Produced, directed, and written by the quintessentially New York filmmaker Morris Engel, Weddings and Babies is a remarkable indie film, starring the young Viveca Lindfors and John Myhers.
Shot on a showstring budget in 1957, it was shown at the 1958 Venice Film Festival, where it won the FIPRESCI (International Critics Award). The film received only limited theatrical release in the U.S., when Engel himself distributed his work by booking select theaters in big cities.
Plotless in the conventional sense of the term, the tale depicts the loving but troubled relationship between New York City American-Italian still photographer Al Capetti (Myhers) and his Swedish-born girlfriend Bea (Lindfors), his lived-in assistant and model.
As the tale begins, Bea, like many women of her generation, is anxious to get married and have a family with Al.

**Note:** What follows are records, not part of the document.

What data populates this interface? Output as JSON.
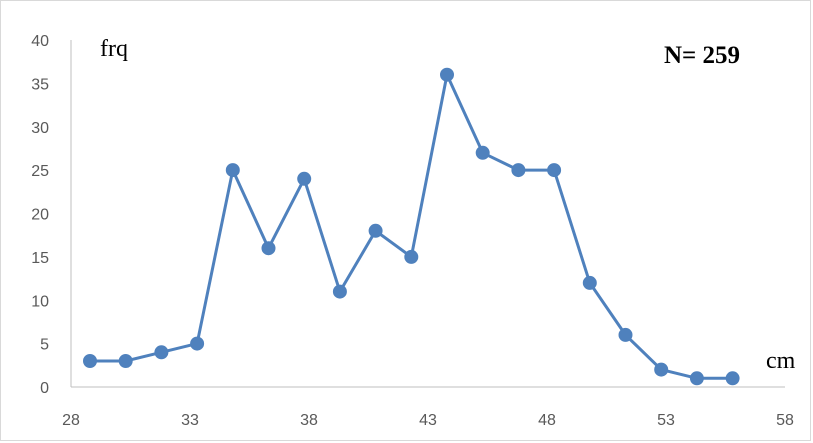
{
  "chart_data": {
    "type": "line",
    "ylabel": "frq",
    "xlabel": "cm",
    "annotation": "N= 259",
    "xlim": [
      28,
      58
    ],
    "ylim": [
      0,
      40
    ],
    "x_ticks": [
      "28",
      "33",
      "38",
      "43",
      "48",
      "53",
      "58"
    ],
    "y_ticks": [
      "0",
      "5",
      "10",
      "15",
      "20",
      "25",
      "30",
      "35",
      "40"
    ],
    "grid": false,
    "series": [
      {
        "color": "#4f81bd",
        "x": [
          28.8,
          30.3,
          31.8,
          33.3,
          34.8,
          36.3,
          37.8,
          39.3,
          40.8,
          42.3,
          43.8,
          45.3,
          46.8,
          48.3,
          49.8,
          51.3,
          52.8,
          54.3,
          55.8
        ],
        "y": [
          3,
          3,
          4,
          5,
          25,
          16,
          24,
          11,
          18,
          15,
          36,
          27,
          25,
          25,
          12,
          6,
          2,
          1,
          1
        ]
      }
    ]
  }
}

Al, however, resists getting married until he’s more financially secure. To that extent, he buys a camera and begins shooting weddings and babies and other events—until his camera accidentally breaks in a devastating scene.
Meanwhile, Al is under pressure from his elderly mother, who he has been reluctantly committed to a home. In one of the film’s longest and best sequences, the mother runs away to the Staten Island cemetery, where her husband is buried—and to see the grave site that awaits her.

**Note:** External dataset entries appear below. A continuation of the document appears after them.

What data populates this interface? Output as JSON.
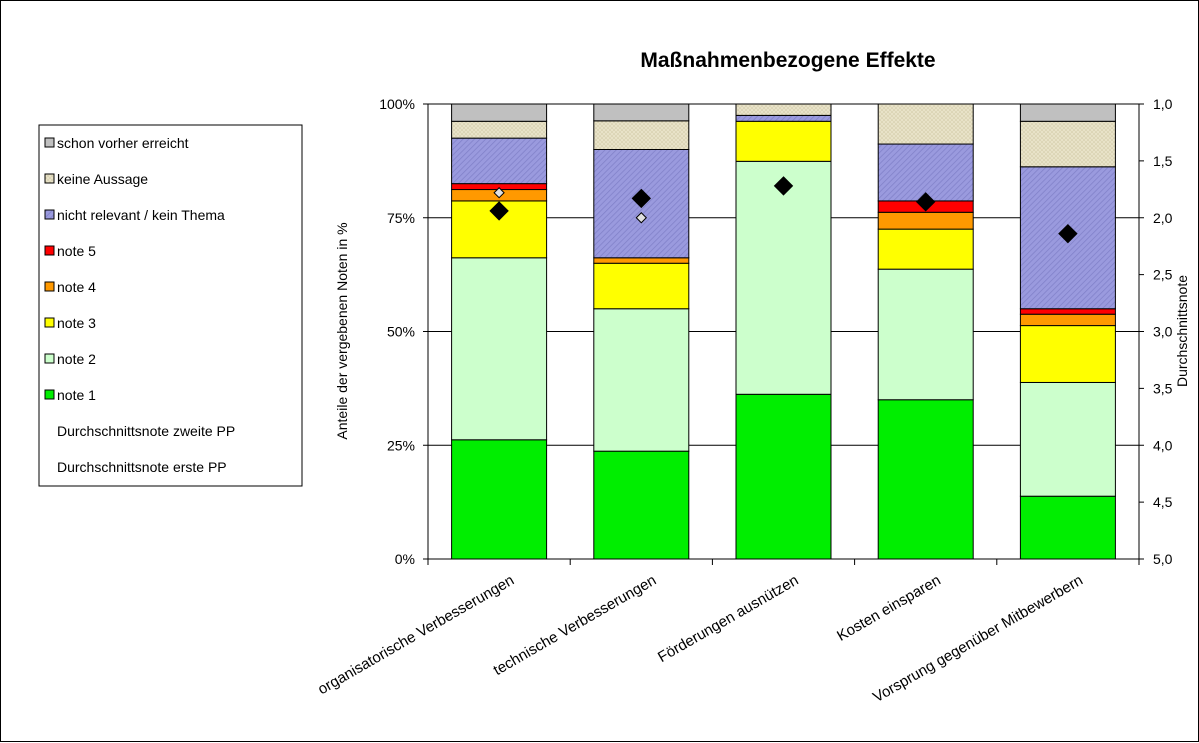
{
  "chart_data": {
    "type": "bar",
    "stacked": true,
    "title": "Maßnahmenbezogene Effekte",
    "ylabel": "Anteile der vergebenen Noten in %",
    "y2label": "Durchschnittsnote",
    "ylim": [
      0,
      100
    ],
    "y2lim": [
      1.0,
      5.0
    ],
    "y_ticks": [
      "0%",
      "25%",
      "50%",
      "75%",
      "100%"
    ],
    "y2_ticks": [
      "1,0",
      "1,5",
      "2,0",
      "2,5",
      "3,0",
      "3,5",
      "4,0",
      "4,5",
      "5,0"
    ],
    "legend_position": "left",
    "categories": [
      "organisatorische Verbesserungen",
      "technische Verbesserungen",
      "Förderungen ausnützen",
      "Kosten einsparen",
      "Vorsprung gegenüber Mitbewerbern"
    ],
    "series": [
      {
        "name": "note 1",
        "color": "#00ee00",
        "values": [
          26.2,
          23.7,
          36.2,
          35.0,
          13.8
        ]
      },
      {
        "name": "note 2",
        "color": "#ccffcc",
        "values": [
          40.0,
          31.3,
          51.2,
          28.7,
          25.0
        ]
      },
      {
        "name": "note 3",
        "color": "#ffff00",
        "values": [
          12.5,
          10.0,
          8.8,
          8.8,
          12.5
        ]
      },
      {
        "name": "note 4",
        "color": "#ff9900",
        "values": [
          2.5,
          1.2,
          0,
          3.7,
          2.5
        ]
      },
      {
        "name": "note 5",
        "color": "#ff0000",
        "values": [
          1.3,
          0,
          0,
          2.5,
          1.2
        ]
      },
      {
        "name": "nicht relevant / kein Thema",
        "color": "#9999dd",
        "pattern": "hatch",
        "values": [
          10.0,
          23.8,
          1.3,
          12.5,
          31.2
        ]
      },
      {
        "name": "keine Aussage",
        "color": "#e2dcc0",
        "pattern": "dots",
        "values": [
          3.7,
          6.3,
          2.5,
          8.8,
          10.0
        ]
      },
      {
        "name": "schon vorher erreicht",
        "color": "#c0c0c0",
        "values": [
          3.8,
          3.7,
          0,
          0,
          3.8
        ]
      }
    ],
    "markers": [
      {
        "name": "Durchschnittsnote zweite PP",
        "shape": "diamond",
        "color": "#000000",
        "values": [
          1.94,
          1.83,
          1.72,
          1.86,
          2.14
        ]
      },
      {
        "name": "Durchschnittsnote erste PP",
        "shape": "diamond-small",
        "color": "#c0c0c0",
        "values": [
          1.78,
          2.0,
          null,
          null,
          null
        ]
      }
    ]
  }
}
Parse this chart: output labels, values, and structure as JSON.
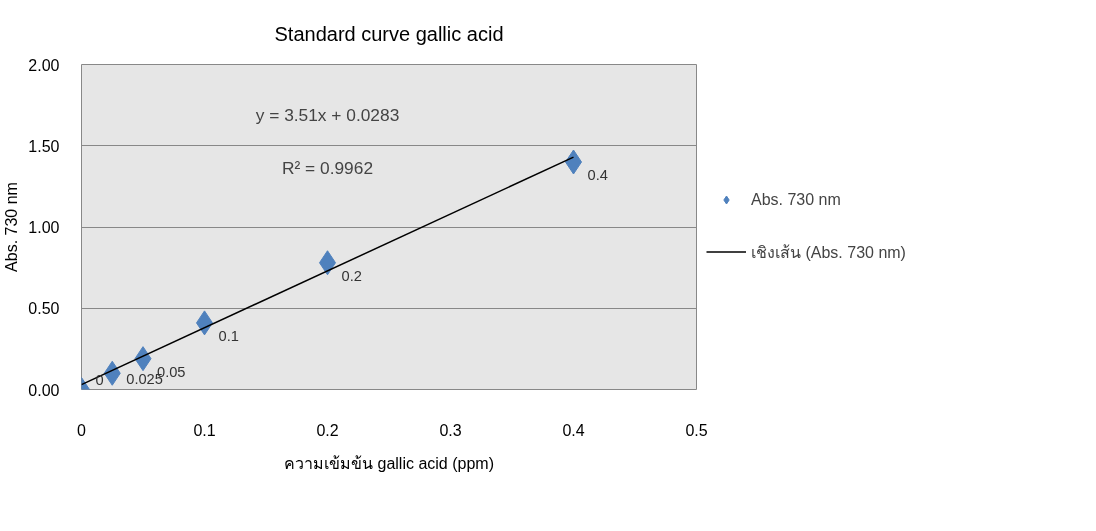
{
  "chart_data": {
    "type": "scatter",
    "title": "Standard curve gallic acid",
    "xlabel": "ความเข้มข้น gallic acid (ppm)",
    "ylabel": "Abs. 730 nm",
    "x": [
      0,
      0.025,
      0.05,
      0.1,
      0.2,
      0.4
    ],
    "series": [
      {
        "name": "Abs. 730 nm",
        "color": "#4f81bd",
        "values": [
          0,
          0.1,
          0.19,
          0.41,
          0.78,
          1.4
        ],
        "marker": "diamond"
      },
      {
        "name": "เชิงเส้น (Abs. 730 nm)",
        "type": "line",
        "color": "#000000",
        "x": [
          0,
          0.4
        ],
        "values": [
          0.03,
          1.43
        ]
      }
    ],
    "annotations": [
      "y = 3.51x + 0.0283",
      "R² = 0.9962",
      {
        "text": "0",
        "x": 0,
        "y": 0
      },
      {
        "text": "0.025",
        "x": 0.025,
        "y": 0.1
      },
      {
        "text": "0.05",
        "x": 0.05,
        "y": 0.19
      },
      {
        "text": "0.1",
        "x": 0.1,
        "y": 0.41
      },
      {
        "text": "0.2",
        "x": 0.2,
        "y": 0.78
      },
      {
        "text": "0.4",
        "x": 0.4,
        "y": 1.4
      }
    ],
    "xlim": [
      0,
      0.5
    ],
    "xticks": [
      0,
      0.1,
      0.2,
      0.3,
      0.4,
      0.5
    ],
    "ylim": [
      0,
      2
    ],
    "yticks": [
      {
        "value": 0,
        "label": "0.00"
      },
      {
        "value": 0.5,
        "label": "0.50"
      },
      {
        "value": 1,
        "label": "1.00"
      },
      {
        "value": 1.5,
        "label": "1.50"
      },
      {
        "value": 2,
        "label": "2.00"
      }
    ],
    "grid": "y",
    "legend": "right"
  }
}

The leads are not young, Al is 35 and Bea is 30, and we are led to believe that some of their communication problems stem from different cultural orientations as well as personality issues. Al loves Bea, but he seems unable to express his feelings in an adequate way that will satisfy her emotional needs.
Ultra-modest but always candid, “Weddings and Babies” unfolds as a bitter-sweet love story that’s emotionally compelling, and in moments extremely touching.
“Weddings and Babies” is shot in a realistic, black-and white, handheld camera. Inspired by the Italian neo-realis films, Engel encouraged his actors to improvise their lines and deviate from the loosely structured working screenplay.
Chiarina Barile, who portrays Al’s elderly mother in a naturalistic, authentic way, is not a professional actress; she was discovered by Engel in the streets of New York.
The Village Voice critic J. Hoberman pointed out that “Weddings and Babies is “the most extensive portrait of Manhattan’s Little Italy” before Scorsese explored this turf in his features and docus (some of which star his real-life parents).
Morris Engel had previously directed “Little Fugitive” (1953) and “Lovers and Lollipops” (1955). Highly innovative, “Wedding and Babies, the first full-length movie to be shot with a portable camera with a synchronous sound attachment, became very influential. It was made and released around the time that John Cassavetes began his remarkable directorial career with “Shadows” and “Faces.”